Narkoba: Itu Saya, Sebuah Masa Lalu

Diperbarui: 25 Juni 2015   20:20

Kompasiana adalah platform blog. Konten ini menjadi tanggung jawab bloger dan tidak mewakili pandangan redaksi Kompas.

Bagikan ide kreativitasmu dalam bentuk konten di Kompasiana | Sumber gambar: Freepik

Cerita ini berawal  ketika akhir 80an tepatnya tahun 1989, orang tua memutuskan untuk pindah dari Jakarta ke kota lain, tempat di mana ibuku di lahirkan. Alasannya hanya satu, Jakarta tidak akan ramah bagi perkembanganku kelak, terutama menyangkut tawuran dan narkoba yang kala itu ayah nilai sudah terlalu mengkhawatirkan, dan alasan itu benar adanya, dari enam dari sepuluh kawan sepermainanku di sebuah komplek di pinggiran Jakarta, dua sudah pass away, dan sisanya keluar masuk pusat rehabilitasi.

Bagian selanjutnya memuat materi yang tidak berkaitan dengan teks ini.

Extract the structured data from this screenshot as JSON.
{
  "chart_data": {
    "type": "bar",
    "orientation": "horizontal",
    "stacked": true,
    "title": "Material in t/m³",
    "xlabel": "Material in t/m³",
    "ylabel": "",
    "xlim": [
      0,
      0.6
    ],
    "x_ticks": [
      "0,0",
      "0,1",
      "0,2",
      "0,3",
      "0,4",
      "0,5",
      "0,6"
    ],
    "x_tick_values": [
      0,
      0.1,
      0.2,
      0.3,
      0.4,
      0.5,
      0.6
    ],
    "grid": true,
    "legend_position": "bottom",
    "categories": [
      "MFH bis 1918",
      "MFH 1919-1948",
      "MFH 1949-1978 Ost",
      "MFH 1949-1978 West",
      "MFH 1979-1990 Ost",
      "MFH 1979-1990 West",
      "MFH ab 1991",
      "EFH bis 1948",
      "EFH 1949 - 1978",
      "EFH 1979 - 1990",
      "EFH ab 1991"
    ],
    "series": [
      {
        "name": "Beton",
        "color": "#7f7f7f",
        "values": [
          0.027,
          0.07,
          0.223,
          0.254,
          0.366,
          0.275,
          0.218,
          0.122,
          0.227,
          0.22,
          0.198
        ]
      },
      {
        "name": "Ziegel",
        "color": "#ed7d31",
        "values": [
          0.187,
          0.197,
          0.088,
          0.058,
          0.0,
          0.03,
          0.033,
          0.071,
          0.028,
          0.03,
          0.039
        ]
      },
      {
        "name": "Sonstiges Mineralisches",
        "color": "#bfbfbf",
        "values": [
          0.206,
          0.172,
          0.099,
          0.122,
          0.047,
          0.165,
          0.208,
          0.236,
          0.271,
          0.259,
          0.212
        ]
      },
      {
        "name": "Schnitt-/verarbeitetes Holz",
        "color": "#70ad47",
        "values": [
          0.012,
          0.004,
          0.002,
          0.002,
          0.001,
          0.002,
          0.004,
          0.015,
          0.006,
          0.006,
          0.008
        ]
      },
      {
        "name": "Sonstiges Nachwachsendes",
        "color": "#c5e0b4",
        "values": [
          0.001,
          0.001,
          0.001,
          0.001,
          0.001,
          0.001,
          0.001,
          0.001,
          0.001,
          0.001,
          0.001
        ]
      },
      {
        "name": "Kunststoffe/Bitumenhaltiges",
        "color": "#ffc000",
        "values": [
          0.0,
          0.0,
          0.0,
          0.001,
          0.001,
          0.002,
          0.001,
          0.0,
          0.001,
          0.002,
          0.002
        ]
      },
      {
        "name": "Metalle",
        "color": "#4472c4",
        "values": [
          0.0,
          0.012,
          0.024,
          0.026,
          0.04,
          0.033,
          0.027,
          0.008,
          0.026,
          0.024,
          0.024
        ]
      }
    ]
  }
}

Namun mereka juga salah, jika mengira di kota baruku aku akan terhindar dari jerat narkoba. Di mulai dari minuman ber-alkohol semenjak kelas 2 SMP, kemudian menanjak pada penyalahgunaan obat-obatan daftar G, kala SMA, dan kala kuliah mengenal ganja, putaw, ektasi dan shabu-shabu.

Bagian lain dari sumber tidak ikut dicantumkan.